There is no such thing as an "EU grant". When people talk about European money, what they really mean is British money that has been sloshed through the various tubes and compartments of the Brussels machine, leaking all the way, before dribbling back to these shores.
...Let us for once respect the voters' verdict. Let us scrap the corrupt schemes that the EU is paying for: the foreign aid boondoggles, the bogus structural grants, the grotesque agricultural regime. If we can't make the budget sleaze-free, let us at least make it smaller.

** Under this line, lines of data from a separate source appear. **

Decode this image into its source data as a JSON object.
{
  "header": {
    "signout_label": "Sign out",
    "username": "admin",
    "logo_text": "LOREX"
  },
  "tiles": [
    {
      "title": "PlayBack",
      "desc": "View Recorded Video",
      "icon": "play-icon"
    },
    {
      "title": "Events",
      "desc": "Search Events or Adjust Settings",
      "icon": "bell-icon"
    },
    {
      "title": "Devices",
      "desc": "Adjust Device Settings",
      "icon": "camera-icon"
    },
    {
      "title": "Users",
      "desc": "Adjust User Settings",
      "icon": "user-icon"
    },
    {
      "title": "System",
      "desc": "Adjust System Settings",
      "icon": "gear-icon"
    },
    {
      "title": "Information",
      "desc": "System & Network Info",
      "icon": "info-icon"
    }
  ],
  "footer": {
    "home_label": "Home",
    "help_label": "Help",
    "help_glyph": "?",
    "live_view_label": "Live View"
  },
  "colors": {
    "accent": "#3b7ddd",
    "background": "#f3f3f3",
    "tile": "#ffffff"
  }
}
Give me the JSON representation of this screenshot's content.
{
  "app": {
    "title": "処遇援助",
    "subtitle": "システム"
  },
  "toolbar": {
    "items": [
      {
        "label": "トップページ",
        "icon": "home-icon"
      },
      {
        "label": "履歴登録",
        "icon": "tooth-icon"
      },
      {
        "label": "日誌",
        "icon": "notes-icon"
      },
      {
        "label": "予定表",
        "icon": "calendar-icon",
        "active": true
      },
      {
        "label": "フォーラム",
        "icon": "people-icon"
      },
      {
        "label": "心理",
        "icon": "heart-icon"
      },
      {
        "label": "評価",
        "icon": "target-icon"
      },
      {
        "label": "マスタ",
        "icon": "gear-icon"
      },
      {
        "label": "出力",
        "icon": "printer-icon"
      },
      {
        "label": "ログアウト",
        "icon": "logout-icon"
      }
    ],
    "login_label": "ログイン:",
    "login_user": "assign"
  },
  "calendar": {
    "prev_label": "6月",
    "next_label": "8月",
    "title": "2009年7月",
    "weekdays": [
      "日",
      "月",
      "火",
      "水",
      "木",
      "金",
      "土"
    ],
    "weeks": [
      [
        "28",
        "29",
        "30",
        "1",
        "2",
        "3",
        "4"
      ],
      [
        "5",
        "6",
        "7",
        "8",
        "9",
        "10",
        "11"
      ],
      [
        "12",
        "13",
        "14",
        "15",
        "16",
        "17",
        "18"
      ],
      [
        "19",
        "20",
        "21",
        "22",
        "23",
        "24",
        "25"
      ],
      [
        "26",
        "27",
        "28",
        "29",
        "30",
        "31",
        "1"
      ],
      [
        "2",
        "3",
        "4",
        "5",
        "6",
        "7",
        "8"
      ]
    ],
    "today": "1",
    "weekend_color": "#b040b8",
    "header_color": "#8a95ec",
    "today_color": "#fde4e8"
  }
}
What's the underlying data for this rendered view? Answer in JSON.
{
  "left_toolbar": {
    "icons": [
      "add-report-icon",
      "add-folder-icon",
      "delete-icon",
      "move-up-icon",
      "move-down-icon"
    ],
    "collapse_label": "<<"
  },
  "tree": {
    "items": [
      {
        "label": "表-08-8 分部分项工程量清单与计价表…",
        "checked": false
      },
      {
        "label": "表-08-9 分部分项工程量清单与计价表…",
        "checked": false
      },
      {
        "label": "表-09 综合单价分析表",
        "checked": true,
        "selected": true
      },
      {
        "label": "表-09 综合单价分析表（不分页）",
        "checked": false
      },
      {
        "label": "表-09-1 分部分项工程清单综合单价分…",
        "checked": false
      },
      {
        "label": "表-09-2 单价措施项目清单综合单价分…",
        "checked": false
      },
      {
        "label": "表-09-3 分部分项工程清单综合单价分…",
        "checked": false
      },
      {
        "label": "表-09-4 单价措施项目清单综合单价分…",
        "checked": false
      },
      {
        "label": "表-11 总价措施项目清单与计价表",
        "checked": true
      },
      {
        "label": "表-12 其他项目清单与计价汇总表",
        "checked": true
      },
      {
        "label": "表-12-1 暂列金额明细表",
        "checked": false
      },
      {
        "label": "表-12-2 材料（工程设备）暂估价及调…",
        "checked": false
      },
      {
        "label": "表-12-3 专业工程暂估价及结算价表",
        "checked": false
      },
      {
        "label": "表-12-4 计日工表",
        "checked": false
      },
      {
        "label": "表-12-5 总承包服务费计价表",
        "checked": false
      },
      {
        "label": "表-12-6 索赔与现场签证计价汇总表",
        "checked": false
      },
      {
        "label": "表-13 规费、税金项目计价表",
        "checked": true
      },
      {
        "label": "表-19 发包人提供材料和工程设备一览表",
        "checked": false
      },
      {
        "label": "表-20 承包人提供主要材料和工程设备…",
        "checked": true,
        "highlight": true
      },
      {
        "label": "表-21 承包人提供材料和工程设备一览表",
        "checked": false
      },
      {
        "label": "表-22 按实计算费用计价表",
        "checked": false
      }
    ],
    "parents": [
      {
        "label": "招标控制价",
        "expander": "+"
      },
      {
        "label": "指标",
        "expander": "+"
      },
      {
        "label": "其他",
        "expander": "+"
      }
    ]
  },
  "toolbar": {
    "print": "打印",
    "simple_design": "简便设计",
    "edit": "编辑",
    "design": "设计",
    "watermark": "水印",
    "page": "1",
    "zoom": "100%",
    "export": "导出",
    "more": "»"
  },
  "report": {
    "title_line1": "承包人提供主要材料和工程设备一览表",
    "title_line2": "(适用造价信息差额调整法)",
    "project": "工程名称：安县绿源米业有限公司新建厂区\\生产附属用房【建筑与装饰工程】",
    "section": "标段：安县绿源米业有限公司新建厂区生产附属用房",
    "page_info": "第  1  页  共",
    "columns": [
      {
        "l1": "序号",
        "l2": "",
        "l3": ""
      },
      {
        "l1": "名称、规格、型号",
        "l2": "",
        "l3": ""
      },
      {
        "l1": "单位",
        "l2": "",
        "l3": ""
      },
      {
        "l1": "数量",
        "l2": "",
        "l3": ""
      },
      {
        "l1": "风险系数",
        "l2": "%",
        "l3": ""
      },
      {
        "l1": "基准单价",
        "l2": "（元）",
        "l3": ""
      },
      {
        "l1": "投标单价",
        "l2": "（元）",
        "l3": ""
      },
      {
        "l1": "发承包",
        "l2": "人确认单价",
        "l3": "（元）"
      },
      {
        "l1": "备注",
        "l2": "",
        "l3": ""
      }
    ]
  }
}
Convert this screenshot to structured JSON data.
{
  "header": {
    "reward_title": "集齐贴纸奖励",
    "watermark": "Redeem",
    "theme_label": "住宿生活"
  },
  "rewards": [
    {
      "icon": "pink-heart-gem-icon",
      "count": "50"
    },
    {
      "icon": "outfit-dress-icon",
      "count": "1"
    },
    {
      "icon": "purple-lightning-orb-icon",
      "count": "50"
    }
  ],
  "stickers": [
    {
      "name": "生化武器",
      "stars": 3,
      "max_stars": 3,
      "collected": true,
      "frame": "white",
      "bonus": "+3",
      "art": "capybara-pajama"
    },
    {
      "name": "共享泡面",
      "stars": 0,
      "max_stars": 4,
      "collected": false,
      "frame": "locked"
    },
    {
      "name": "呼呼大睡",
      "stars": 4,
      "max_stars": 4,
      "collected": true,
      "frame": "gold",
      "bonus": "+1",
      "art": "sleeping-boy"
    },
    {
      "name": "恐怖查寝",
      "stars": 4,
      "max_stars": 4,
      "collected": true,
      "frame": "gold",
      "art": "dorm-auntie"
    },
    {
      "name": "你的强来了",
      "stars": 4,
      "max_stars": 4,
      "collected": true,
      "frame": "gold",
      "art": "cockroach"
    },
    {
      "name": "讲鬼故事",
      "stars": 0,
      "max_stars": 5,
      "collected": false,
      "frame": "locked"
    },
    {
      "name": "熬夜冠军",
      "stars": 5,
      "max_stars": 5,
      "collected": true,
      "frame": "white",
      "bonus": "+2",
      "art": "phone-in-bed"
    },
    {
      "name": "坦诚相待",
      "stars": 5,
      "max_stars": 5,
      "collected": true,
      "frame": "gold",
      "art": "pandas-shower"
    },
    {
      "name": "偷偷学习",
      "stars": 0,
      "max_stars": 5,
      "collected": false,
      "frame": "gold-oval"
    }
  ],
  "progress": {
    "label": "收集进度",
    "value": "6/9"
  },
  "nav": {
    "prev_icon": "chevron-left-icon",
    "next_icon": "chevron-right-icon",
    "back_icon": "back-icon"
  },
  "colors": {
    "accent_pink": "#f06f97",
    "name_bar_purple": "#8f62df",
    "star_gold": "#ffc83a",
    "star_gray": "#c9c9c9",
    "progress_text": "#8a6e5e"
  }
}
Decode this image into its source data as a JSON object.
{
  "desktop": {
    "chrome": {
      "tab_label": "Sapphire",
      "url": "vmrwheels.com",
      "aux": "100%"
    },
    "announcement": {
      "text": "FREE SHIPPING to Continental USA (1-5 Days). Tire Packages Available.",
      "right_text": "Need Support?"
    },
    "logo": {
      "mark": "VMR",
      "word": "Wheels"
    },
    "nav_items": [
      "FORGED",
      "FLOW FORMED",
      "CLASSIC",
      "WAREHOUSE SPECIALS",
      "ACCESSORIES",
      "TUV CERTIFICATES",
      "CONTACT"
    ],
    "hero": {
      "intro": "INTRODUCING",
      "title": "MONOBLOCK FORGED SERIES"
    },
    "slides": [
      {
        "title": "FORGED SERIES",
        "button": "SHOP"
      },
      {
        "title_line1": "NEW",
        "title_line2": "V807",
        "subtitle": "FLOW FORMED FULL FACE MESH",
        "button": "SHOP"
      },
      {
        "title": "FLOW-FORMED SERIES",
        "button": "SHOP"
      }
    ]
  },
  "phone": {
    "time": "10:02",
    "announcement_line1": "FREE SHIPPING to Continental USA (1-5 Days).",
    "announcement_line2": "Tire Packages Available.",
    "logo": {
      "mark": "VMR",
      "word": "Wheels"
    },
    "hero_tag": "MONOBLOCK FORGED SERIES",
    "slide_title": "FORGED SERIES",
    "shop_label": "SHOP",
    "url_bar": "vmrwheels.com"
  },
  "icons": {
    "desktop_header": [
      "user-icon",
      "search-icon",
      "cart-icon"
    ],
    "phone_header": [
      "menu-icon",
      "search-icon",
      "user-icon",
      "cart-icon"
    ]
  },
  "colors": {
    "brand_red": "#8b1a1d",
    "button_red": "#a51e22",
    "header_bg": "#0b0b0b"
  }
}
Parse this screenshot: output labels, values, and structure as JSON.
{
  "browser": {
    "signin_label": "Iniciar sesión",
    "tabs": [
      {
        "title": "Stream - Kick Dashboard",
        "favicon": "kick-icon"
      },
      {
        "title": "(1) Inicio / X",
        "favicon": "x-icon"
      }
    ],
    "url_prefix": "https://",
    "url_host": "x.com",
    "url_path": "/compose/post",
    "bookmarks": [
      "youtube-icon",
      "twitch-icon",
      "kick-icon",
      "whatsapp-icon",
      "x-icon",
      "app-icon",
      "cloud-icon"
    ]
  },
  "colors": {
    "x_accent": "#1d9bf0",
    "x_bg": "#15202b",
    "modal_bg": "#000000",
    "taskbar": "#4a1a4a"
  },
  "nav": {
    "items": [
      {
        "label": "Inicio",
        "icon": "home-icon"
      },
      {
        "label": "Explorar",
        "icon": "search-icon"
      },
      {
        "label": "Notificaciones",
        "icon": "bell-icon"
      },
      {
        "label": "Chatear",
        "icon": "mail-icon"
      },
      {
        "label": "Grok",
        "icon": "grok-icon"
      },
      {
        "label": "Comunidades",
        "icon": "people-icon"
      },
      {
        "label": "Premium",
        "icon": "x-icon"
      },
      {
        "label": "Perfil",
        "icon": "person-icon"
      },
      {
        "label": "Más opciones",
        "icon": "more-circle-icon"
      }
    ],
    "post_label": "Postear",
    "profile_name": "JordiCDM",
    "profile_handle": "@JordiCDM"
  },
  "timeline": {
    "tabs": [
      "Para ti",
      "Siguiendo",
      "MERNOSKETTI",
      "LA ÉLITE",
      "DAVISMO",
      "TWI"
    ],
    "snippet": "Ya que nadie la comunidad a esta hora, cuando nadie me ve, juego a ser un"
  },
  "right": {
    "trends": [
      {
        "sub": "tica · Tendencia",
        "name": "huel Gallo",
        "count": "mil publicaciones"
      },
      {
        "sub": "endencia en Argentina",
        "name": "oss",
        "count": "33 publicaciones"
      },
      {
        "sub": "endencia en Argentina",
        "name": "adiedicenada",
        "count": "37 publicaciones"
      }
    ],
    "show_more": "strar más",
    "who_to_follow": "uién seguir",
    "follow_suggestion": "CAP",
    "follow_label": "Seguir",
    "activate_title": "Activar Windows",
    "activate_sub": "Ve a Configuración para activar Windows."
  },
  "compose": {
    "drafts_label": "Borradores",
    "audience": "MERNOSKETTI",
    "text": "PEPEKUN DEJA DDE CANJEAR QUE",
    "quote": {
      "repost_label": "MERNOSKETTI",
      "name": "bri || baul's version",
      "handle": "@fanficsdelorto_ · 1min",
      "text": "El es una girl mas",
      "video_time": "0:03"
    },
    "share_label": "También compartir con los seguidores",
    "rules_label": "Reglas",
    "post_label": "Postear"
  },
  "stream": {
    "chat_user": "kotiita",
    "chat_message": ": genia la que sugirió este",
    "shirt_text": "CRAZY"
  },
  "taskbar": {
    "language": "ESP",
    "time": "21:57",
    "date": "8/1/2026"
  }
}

If Tony Blair had the cojones, he would appeal over the heads of the French and German leaders to their peoples. Your own politicians may be determined to ignore your wishes, he would say, but I shall respect them. I shall use the British presidency of the EU to propose a wholesale repatriation of powers to the national capitals. And, in doing so, I shall reduce these bloated billions that Brussels keeps sucking in to no very good end. Then everyone, not just the Brits, could have their money back.